Modeling of Branched Thickening Polymers under Poiseuille Flow Gives Clues as to how to Increase a Solvent Viscosity

TL;DR

This study uses simulations to understand how branched polymers increase solvent viscosity under flow, revealing factors like polymer clustering and bonding strength that influence viscosity enhancement.

Contribution

It introduces a predictive model linking polymer structure and interactions to viscosity, aiding the design of effective viscosifying agents.

Findings

Polymer clustering raises viscosity significantly.

Bonding interaction strength strongly influences viscosity.

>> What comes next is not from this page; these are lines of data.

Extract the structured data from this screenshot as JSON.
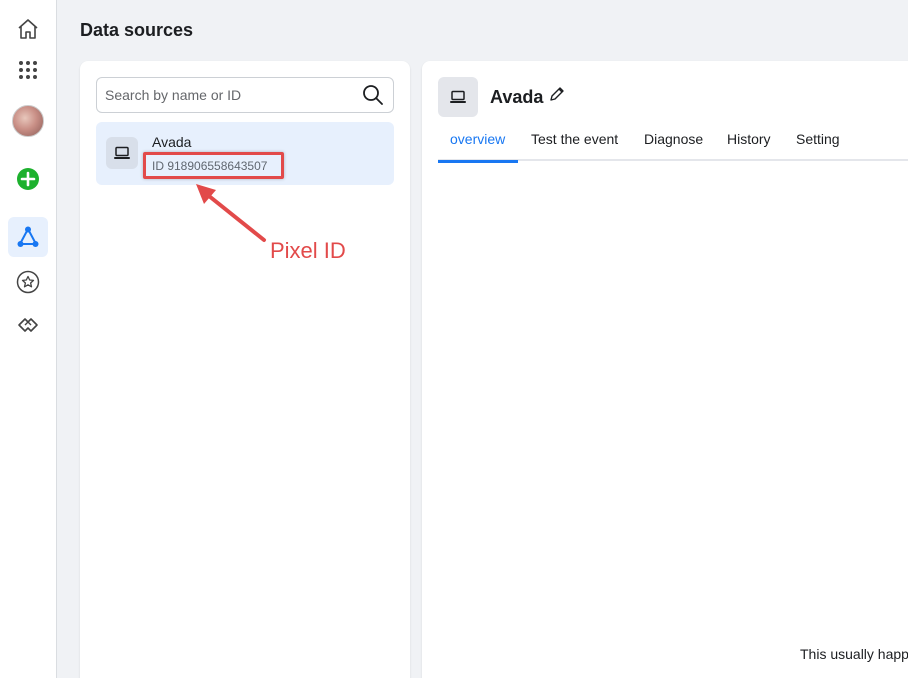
{
  "page": {
    "title": "Data sources"
  },
  "search": {
    "placeholder": "Search by name or ID"
  },
  "sources": [
    {
      "name": "Avada",
      "id": "ID 918906558643507"
    }
  ],
  "annotation": {
    "label": "Pixel ID",
    "color": "#e24a4a"
  },
  "detail": {
    "title": "Avada",
    "tabs": [
      {
        "label": "overview",
        "active": true
      },
      {
        "label": "Test the event"
      },
      {
        "label": "Diagnose"
      },
      {
        "label": "History"
      },
      {
        "label": "Setting"
      }
    ],
    "footer_text": "This usually happ"
  },
  "rail": {
    "items": [
      "home-icon",
      "apps-grid-icon",
      "avatar",
      "create-icon",
      "events-manager-icon",
      "star-icon",
      "partner-handshake-icon"
    ]
  },
  "colors": {
    "accent": "#1877f2",
    "selected_bg": "#e7f0fd",
    "create_green": "#1db12e"
  }
}
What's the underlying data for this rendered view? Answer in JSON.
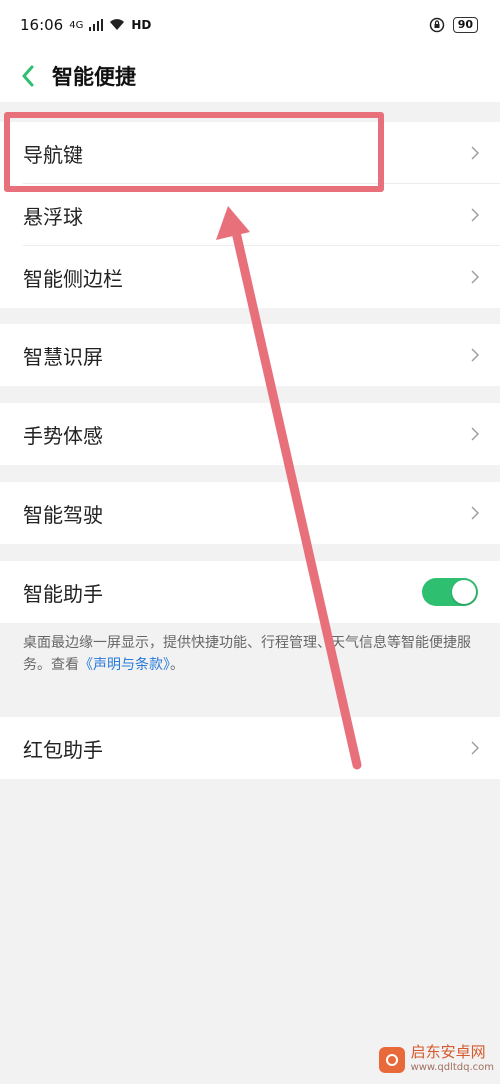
{
  "status_bar": {
    "time": "16:06",
    "signal": "4G",
    "network_badge": "HD",
    "battery": "90"
  },
  "header": {
    "title": "智能便捷"
  },
  "groups": [
    {
      "items": [
        {
          "label": "导航键"
        },
        {
          "label": "悬浮球"
        },
        {
          "label": "智能侧边栏"
        }
      ]
    },
    {
      "items": [
        {
          "label": "智慧识屏"
        }
      ]
    },
    {
      "items": [
        {
          "label": "手势体感"
        }
      ]
    },
    {
      "items": [
        {
          "label": "智能驾驶"
        }
      ]
    },
    {
      "items": [
        {
          "label": "智能助手",
          "toggle": true
        }
      ]
    },
    {
      "items": [
        {
          "label": "红包助手"
        }
      ]
    }
  ],
  "assistant_desc": {
    "text": "桌面最边缘一屏显示，提供快捷功能、行程管理、天气信息等智能便捷服务。查看",
    "link": "《声明与条款》",
    "suffix": "。"
  },
  "watermark": {
    "name": "启东安卓网",
    "site": "www.qdltdq.com"
  },
  "colors": {
    "accent_green": "#2fbf71",
    "highlight_red": "#e8707a",
    "link_blue": "#2a7bd9"
  }
}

Scaling relationships enable better polymer design.

Abstract

The viscosity enhancement of a solvent produced by the addition of thickening branched polymers is predicted as a function of polymer concentration, branch length and persistence length, and strength of the covalent bonding interactions. Non equilibrium, stationary state Poiseuille numerical simulations are performed using the dissipative particle dynamics model to obtain the viscosity of the fluid. It is found that the clustering of the polymers into aggregates raises the viscosity and that it is more strongly affected by the strength of the bonding interactions. General scaling relationships are found for the viscosity as a function of the variables studied, which are expected to be useful for the design and synthesis of new viscosifying polymers. It is argued that our results can be applied to aqueous thickeners, of importance for colloidal fluids such as paints and coatings, and also for nonpolar fluids such as supercritical CO2, which is a promising non hydraulic fracking fluid also useful in enhanced oil recovery.